Ferrado era um gatinho muito simpático que apareceu na porta de dona Mari, numa noite de chuva. Ele estava todo machucado, arranhado e com a patinha sangrando.
Dona Mari lhe deu o nome de Ferrado porque ele, realmente, estava todo ferrado.
Dona Mari tinha sido uma fada, mas não exercia mais a profissão. Tinha ficado apenas com o dom de entender a língua dos gatos.
- O que foi que lhe aconteceu, meu filho?
- Miau, miau, miau, respondeu o gatinho.
- Ah...então você se meteu numa briga, não foi?
- Tenho que lhe confessar, briguei mesmo, só que briguei com um cachorro muito maior do que eu.
- Mas garoto, você não sabia que ia perder?
- Sabia, mas é que o cachorro disse que a minha irmã era muito feia. Aí eu parti pra cima dele.
- Você acha a sua irmã feia?
- Não, eu não acho, mas mesmo que ela fosse feia eu não ia admitir que alguém dissesse isso.
- Ferrado, vou lhe dizer uma coisa. As pessoas não têm valor apenas porque são bonitas. Se fosse assim ninguém que fosse feio seria feliz. Você já ouviu dizer que tem muita gente bonita e até rica que não é nada feliz?
- Já, mas não entendo porque uma pessoa bonita e rica não é feliz.
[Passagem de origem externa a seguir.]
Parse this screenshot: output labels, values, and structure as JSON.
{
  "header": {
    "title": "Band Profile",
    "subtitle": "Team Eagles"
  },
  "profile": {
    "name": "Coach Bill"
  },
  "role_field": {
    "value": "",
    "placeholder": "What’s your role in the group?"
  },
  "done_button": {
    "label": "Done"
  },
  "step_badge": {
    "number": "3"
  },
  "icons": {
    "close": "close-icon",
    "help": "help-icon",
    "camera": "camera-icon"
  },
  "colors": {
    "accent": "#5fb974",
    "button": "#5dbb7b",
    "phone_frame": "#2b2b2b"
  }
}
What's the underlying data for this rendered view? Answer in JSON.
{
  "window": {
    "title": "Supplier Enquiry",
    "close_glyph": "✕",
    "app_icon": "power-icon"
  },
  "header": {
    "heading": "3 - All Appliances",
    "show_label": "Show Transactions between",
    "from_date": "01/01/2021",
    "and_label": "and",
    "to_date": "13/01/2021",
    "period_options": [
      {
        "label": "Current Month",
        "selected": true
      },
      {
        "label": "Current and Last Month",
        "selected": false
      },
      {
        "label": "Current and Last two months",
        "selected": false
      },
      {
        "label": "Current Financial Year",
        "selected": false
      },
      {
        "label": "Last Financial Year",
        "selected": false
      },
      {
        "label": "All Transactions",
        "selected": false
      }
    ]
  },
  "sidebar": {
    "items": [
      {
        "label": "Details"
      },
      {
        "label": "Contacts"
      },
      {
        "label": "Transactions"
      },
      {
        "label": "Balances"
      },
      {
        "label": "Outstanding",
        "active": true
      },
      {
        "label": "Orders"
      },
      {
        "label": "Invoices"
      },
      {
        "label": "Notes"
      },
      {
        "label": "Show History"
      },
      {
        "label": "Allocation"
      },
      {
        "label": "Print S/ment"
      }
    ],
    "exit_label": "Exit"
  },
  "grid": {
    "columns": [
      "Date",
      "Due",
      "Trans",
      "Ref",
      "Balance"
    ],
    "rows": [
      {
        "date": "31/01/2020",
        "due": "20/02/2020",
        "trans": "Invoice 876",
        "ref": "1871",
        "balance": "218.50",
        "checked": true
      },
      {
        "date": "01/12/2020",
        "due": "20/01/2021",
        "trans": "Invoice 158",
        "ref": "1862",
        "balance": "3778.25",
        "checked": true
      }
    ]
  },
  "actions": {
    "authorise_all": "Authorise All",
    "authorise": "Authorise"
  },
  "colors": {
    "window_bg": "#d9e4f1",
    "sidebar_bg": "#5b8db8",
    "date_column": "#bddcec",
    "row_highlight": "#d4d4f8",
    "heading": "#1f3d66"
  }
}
- Sabe por quê? Porque a felicidade não depende de beleza nem de riqueza. A maior riqueza que a gente possui é o nosso coração, o nosso caráter, o nosso saber e a nossa boa vontade para ajudar a quem precisa. De que adianta ser bonita e ser uma pessoa antipática, rabugenta, mal-humorada, implicante, que não sabe ser gentil com os mais velhos ou com as crianças?
Essas pessoas é que são feias. São feias por dentro, entendeu?
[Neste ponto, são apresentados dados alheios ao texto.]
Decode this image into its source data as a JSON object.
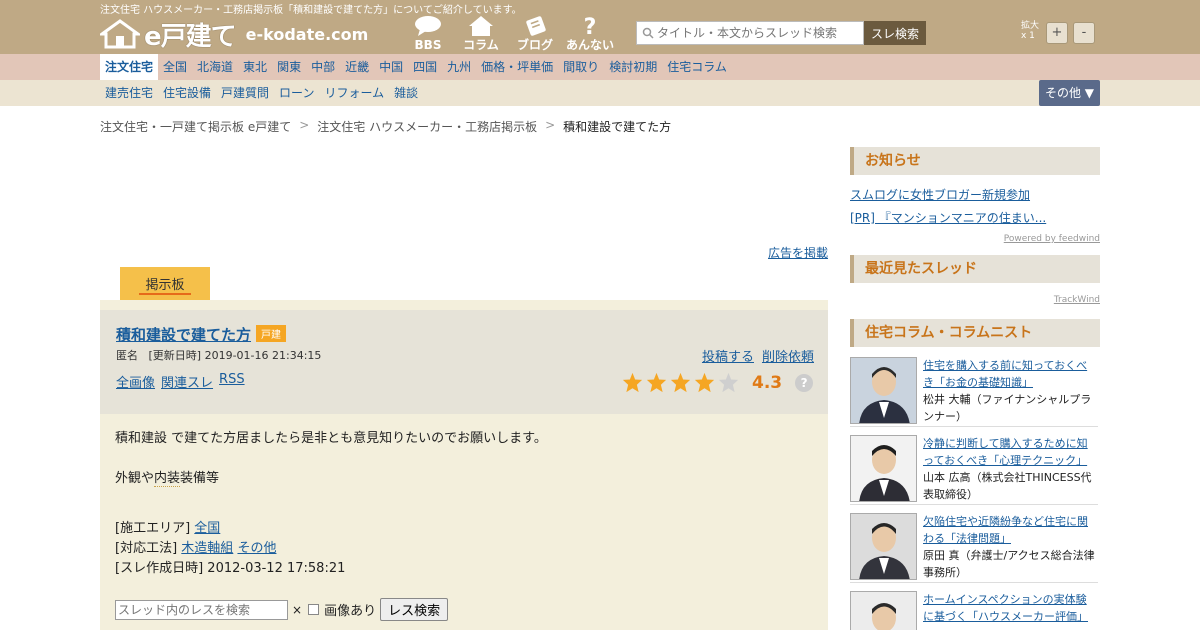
{
  "header": {
    "tagline": "注文住宅 ハウスメーカー・工務店掲示板「積和建設で建てた方」についてご紹介しています。",
    "logo_main": "e戸建て",
    "logo_domain": "e-kodate.com",
    "nav": [
      {
        "label": "BBS",
        "icon": "chat-bubble-icon"
      },
      {
        "label": "コラム",
        "icon": "house-icon"
      },
      {
        "label": "ブログ",
        "icon": "pen-icon"
      },
      {
        "label": "あんない",
        "icon": "question-icon"
      }
    ],
    "search_placeholder": "タイトル・本文からスレッド検索",
    "search_button": "スレ検索",
    "zoom_label_1": "拡大",
    "zoom_label_2": "x 1",
    "zoom_plus": "+",
    "zoom_minus": "-"
  },
  "nav_primary": [
    {
      "label": "注文住宅",
      "active": true
    },
    {
      "label": "全国"
    },
    {
      "label": "北海道"
    },
    {
      "label": "東北"
    },
    {
      "label": "関東"
    },
    {
      "label": "中部"
    },
    {
      "label": "近畿"
    },
    {
      "label": "中国"
    },
    {
      "label": "四国"
    },
    {
      "label": "九州"
    },
    {
      "label": "価格・坪単価"
    },
    {
      "label": "間取り"
    },
    {
      "label": "検討初期"
    },
    {
      "label": "住宅コラム"
    }
  ],
  "nav_secondary": [
    {
      "label": "建売住宅"
    },
    {
      "label": "住宅設備"
    },
    {
      "label": "戸建質問"
    },
    {
      "label": "ローン"
    },
    {
      "label": "リフォーム"
    },
    {
      "label": "雑談"
    }
  ],
  "more_button": "その他 ▼",
  "breadcrumb": {
    "items": [
      "注文住宅・一戸建て掲示板 e戸建て",
      "注文住宅 ハウスメーカー・工務店掲示板",
      "積和建設で建てた方"
    ],
    "separator": ">"
  },
  "ad_link": "広告を掲載",
  "board_tab": "掲示板",
  "thread": {
    "title": "積和建設で建てた方",
    "badge": "戸建",
    "author": "匿名",
    "updated": "[更新日時] 2019-01-16 21:34:15",
    "links": [
      "全画像",
      "関連スレ",
      "RSS"
    ],
    "actions": [
      "投稿する",
      "削除依頼"
    ],
    "rating": 4.3,
    "rating_text": "4.3",
    "rating_max": 5,
    "help": "?",
    "body_1": "積和建設 で建てた方居ましたら是非とも意見知りたいのでお願いします。",
    "body_2_a": "外観や",
    "body_2_b": "内装",
    "body_2_c": "装備等",
    "area_label": "[施工エリア]",
    "area_value": "全国",
    "method_label": "[対応工法]",
    "method_values": [
      "木造軸組",
      "その他"
    ],
    "created_label": "[スレ作成日時]",
    "created_value": "2012-03-12 17:58:21"
  },
  "inner_search": {
    "placeholder": "スレッド内のレスを検索",
    "x": "×",
    "image_label": "画像あり",
    "button": "レス検索"
  },
  "sidebar": {
    "news_title": "お知らせ",
    "news_items": [
      "スムログに女性ブロガー新規参加",
      "[PR] 『マンションマニアの住まい..."
    ],
    "powered": "Powered by feedwind",
    "recent_title": "最近見たスレッド",
    "trackwind": "TrackWind",
    "column_title": "住宅コラム・コラムニスト",
    "columns": [
      {
        "title": "住宅を購入する前に知っておくべき「お金の基礎知識」",
        "author": "松井 大輔（ファイナンシャルプランナー）"
      },
      {
        "title": "冷静に判断して購入するために知っておくべき「心理テクニック」",
        "author": "山本 広高（株式会社THINCESS代表取締役）"
      },
      {
        "title": "欠陥住宅や近隣紛争など住宅に関わる「法律問題」",
        "author": "原田 真（弁護士/アクセス総合法律事務所）"
      },
      {
        "title": "ホームインスペクションの実体験に基づく「ハウスメーカー評価」",
        "author": ""
      }
    ]
  },
  "colors": {
    "header_bg": "#bfa985",
    "nav1_bg": "#e2c6b8",
    "nav2_bg": "#ece4d2",
    "link": "#1a5d9c",
    "accent_orange": "#e07a16",
    "tab_yellow": "#f5c04a"
  }
}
- É, dona Mari, a senhora tem razão. Vou pensar duas vezes antes de brigar novamente. Tô todo ferrado e aceito o nome que a senhora me deu, mas posso lhe fazer um pedido?
- Claro, meu filho!
- Eu queria ser chamado de FERRADÃO. Acho que com esse nome vou meter medo nos outros que quiserem se meter comigo.
- Está bem, mas só se você me prometer que vai se comportar bem.
Ferradão levantou as patinhas, bateu na palma da mão de dona Mari, e disse: a senhora não vai se arrepender. Agora eu gostaria de tomar um banho e ter os meus ferimentos tratados, pode ser?
- Claro, vamos lá pro banheiro. Vou tratar de você como se você fosse meu filhinho. Mas olha, pra viver aqui em casa você vai ter que aprender a arrumar os seus brinquedos sempre que acabar de brincar, como os meus filhos sempre fizeram, tá?
- Mas eu nem tenho brinquedos!
- Mas vai ter. Vou comprar alguns pra você.
- Falou, amiga! Vou ser o gato mais legal que a senhora já conheceu e vou lhe agradecer, até o fim da minha vida, por me acolher. Eu vivia nas ruas desde que me perdi da minha mãe.
- Como você se perdeu da sua mãe?
- Uns caras passaram com um caminhão e levaram ela e minha irmã. A placa do caminhão eu ainda pude ver, era de outro país.
Todos os dias eu rezo pra que elas estejam bem e que ninguém faça mal a elas. Um dia - quem sabe? - elas conseguem voltar.